I’m having a problem with the “do one good thing a day” happiness project; it is becoming a major hippie-hallelujah-we are the world-save the children disturbance.
Nowhere in the project is it written that you are excluded from thinking evil thoughts or being nasty the rest of the day, but it is somehow implied….. no?
Yesterday I received this email: “Hello Signe, I am Xxxxx Xxxxxx from Cairns Finance section of James Cook University and would like to process your claim for reimbursement of $117.00 for travel undertaken in October. Unfortunately your bank account details are not registered with JCU. Please complete the attached form and send back to me a.s.a.p in order for me to process your payment.”
In general terms I’m pondering what a.s.a.p means to someone who responds in January to a reimbursement claim from October. But other than that, had it been a normal everyday Friday I would have let this retard know (in a nice, polite but direct way) that I receive a scholarship from JCU AND was paid for a research project I completed in November. Hence my bank account details are somewhere to be found, but since she is a lazy, stupid cow here they are – similar to what I did with the other finance lady from James Cook University, who wanted to see the visa, which guarantees my work permit – that is the student visa, which the nice people at James Cook University gave me. Retard.

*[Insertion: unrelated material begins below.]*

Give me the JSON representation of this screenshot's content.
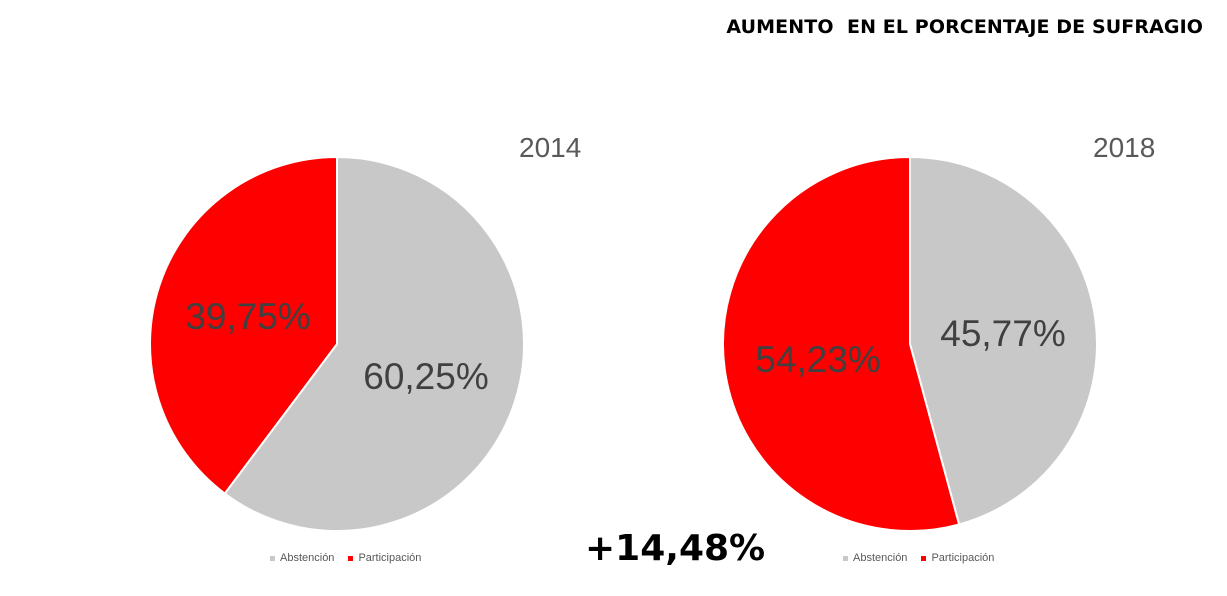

The hallelujah hippie can no longer do that. The fucking bastard angel on my right shoulder is going “no no no no, be nice to her, she is slow, but at least your taxes are not paying her welfare cheque – and you want your $117”. I’m going to have to figure this one out soon, because the immediate consequence is that I have not responded to the email and have struggled with my ugly mind for 24 hours. The old me would have dealt with it in 5 min flat and gotten on to better things.
This has led me to the realisation that I probably also have to eliminate useful terms such as fuck-head, lowlife and bitch in 2012; the f and c words transformed to freaking and crikey. I’m not sure I signed up for that. This New Year’s resolution is proving to have severe side effects, much more severe than first predicted.